Pouvez-vous nous rappeler la naissance de l’Almanach social ?
Il y a plusieurs facteurs qui sont à la base de l’Almanach. Dans le passé, j’aimais rédiger des avis sur la politique, j’avais donc une certaine expérience. En 2005, au moment où le Luxembourg accédait à la présidence du Conseil de l’Union européenne, nous avons créé chez Caritas, une cellule pour suivre les travaux de la présidence sur certaines thématiques.
On s’est intéressé aux questions de la migration, à la question du Kosovo et sur les objectifs de Barcelone en ce qui concerne la petite enfance. À ce moment, nous avons commencé à développer un travail politique. Nous avions alors des échanges avec nos confrères de Caritas Suisse. Ils produisaient depuis quelques années un Almanach social.
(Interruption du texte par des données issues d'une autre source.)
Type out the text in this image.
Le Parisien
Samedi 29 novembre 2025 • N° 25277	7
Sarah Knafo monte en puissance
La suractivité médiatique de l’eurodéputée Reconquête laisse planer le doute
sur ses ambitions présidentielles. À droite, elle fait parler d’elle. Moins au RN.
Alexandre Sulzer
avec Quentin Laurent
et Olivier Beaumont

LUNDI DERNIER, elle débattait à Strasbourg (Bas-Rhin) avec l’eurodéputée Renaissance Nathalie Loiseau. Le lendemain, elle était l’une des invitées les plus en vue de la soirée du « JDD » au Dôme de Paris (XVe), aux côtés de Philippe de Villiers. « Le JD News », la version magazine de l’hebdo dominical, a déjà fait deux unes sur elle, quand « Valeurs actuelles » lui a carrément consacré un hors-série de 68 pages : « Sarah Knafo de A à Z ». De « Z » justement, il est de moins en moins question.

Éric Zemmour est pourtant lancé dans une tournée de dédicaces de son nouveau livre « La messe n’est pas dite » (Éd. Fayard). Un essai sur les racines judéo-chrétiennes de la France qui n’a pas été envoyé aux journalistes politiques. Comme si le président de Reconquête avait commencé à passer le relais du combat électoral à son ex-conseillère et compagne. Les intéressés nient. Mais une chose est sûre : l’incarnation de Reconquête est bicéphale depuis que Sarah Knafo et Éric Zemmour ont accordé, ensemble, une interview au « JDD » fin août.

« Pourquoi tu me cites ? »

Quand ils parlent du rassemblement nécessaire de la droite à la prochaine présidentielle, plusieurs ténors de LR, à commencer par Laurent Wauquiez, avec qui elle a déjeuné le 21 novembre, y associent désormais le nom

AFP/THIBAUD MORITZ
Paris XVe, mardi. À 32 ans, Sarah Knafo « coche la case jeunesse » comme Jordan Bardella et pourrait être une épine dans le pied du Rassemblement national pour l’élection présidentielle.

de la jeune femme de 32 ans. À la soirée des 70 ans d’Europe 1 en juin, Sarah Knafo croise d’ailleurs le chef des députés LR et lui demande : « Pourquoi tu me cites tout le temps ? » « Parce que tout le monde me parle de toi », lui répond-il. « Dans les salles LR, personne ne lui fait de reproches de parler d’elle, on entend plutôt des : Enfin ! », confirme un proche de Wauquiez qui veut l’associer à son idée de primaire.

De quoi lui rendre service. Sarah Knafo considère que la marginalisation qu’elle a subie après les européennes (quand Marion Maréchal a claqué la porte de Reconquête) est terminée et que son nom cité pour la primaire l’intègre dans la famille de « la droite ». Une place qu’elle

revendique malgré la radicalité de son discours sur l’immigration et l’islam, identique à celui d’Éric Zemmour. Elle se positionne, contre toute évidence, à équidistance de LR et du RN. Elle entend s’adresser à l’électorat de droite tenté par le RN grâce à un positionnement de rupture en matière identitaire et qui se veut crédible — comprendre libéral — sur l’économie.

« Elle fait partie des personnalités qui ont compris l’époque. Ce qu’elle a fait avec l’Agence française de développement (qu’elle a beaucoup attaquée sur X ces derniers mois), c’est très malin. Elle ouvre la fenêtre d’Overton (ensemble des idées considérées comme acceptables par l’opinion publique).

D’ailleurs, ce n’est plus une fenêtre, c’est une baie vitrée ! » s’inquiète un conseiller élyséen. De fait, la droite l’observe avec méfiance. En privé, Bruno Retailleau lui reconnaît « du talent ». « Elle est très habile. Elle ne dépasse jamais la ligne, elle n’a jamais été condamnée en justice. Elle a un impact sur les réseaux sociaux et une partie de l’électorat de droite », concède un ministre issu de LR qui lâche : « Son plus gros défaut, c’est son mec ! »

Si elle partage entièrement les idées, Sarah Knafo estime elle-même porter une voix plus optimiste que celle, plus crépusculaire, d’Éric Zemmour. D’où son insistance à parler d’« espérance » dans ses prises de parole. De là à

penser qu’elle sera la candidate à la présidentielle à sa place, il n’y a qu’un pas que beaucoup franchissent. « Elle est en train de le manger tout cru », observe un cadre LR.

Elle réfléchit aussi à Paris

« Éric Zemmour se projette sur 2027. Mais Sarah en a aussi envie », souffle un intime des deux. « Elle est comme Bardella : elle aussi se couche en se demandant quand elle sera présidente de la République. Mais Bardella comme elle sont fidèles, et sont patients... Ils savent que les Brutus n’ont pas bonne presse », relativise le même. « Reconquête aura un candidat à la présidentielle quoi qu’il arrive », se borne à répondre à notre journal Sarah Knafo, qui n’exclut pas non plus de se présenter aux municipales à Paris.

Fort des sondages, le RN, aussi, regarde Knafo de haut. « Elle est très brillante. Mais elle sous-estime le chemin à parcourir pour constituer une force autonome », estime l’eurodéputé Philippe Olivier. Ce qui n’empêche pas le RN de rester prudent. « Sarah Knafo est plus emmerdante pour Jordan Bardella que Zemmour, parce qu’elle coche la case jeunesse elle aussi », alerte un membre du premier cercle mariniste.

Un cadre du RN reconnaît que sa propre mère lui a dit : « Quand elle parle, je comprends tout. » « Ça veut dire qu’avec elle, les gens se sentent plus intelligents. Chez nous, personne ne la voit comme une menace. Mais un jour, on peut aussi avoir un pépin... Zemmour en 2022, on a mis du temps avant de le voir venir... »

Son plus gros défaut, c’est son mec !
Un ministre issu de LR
Là est venue l’idée de créer quelque chose de similaire dans la continuité de notre travail politique. En 2007 est sortie la première édition de l’Almanach sur les inégalités sociales.
Y a-t-il une édition qui vous a particulièrement marqué ?
Je ne pourrais pas ressortir un des almanachs en particulier, car je vois ça comme une sorte de développement. L’Almanach devient meilleur d’année en année.
Je pense que c’étaient des années très riches en expérience
En 1991, comment êtes-vous entré chez Caritas ?
En 1991, je réalisais une expertise pour Caritas en tant que freelance. Par la suite, nous nous sommes rendu compte que nous pouvions très bien travailler ensemble et en décembre 1991, je suis devenu secrétaire général. Mais je n’étais pas encore salarié.
J’ai attendu le mois d’avril 1992 pour être employé. C’est l’ancien secrétaire général de Caritas qui m’avait approché pour savoir si j’étais prêt à l’accompagner dans cette aventure. Il m’a convaincu et j’ai rejoint l’équipe.
De toutes ces années, je ne regrette rien, car je pense que c’étaient des années très riches en expérience. Soutenir ceux qui étaient dans le besoin, s’occuper des populations les plus vulnérables et travailler avec une équipe formidable. Je n’ai aucun mauvais souvenir. J’ai vécu 30 années bien remplies et très fructueuses.
Comment va se dérouler la passation de savoir chez Caritas ?
Une telle passation n’est pas quelque chose de très facile. Il y a une petite équipe en place qui a pris la relève après avoir travaillé avec moi pendant plusieurs années. À présent, ils vont trouver leur propre façon d’opérer.
D’ailleurs, lorsque l’Almanach de cette année est sorti nous avons clarifié qu’il s’agirait du dernier et qu’à l’avenir, il y aurait autre chose. Pour le moment, je ne connais pas la forme que cela prendra. C’est entre les mains de mes anciens collègues qui planchent actuellement dessus.
Avez-vous organisé quelque chose pour votre départ ?
Justement, j’ai renoncé à une fête. D’abord pour des raisons sanitaires, mais pas seulement. Je souhaitais investir avec mon patron et mes collègues dans un projet de Caritas Luxembourg.
Nous avons choisi un projet qui concerne les jeunes femmes au Soudan du Sud afin de les accompagner au niveau de leur santé. Nous avons renoncé à toutes fêtes et tous cadeaux pour soutenir ce projet.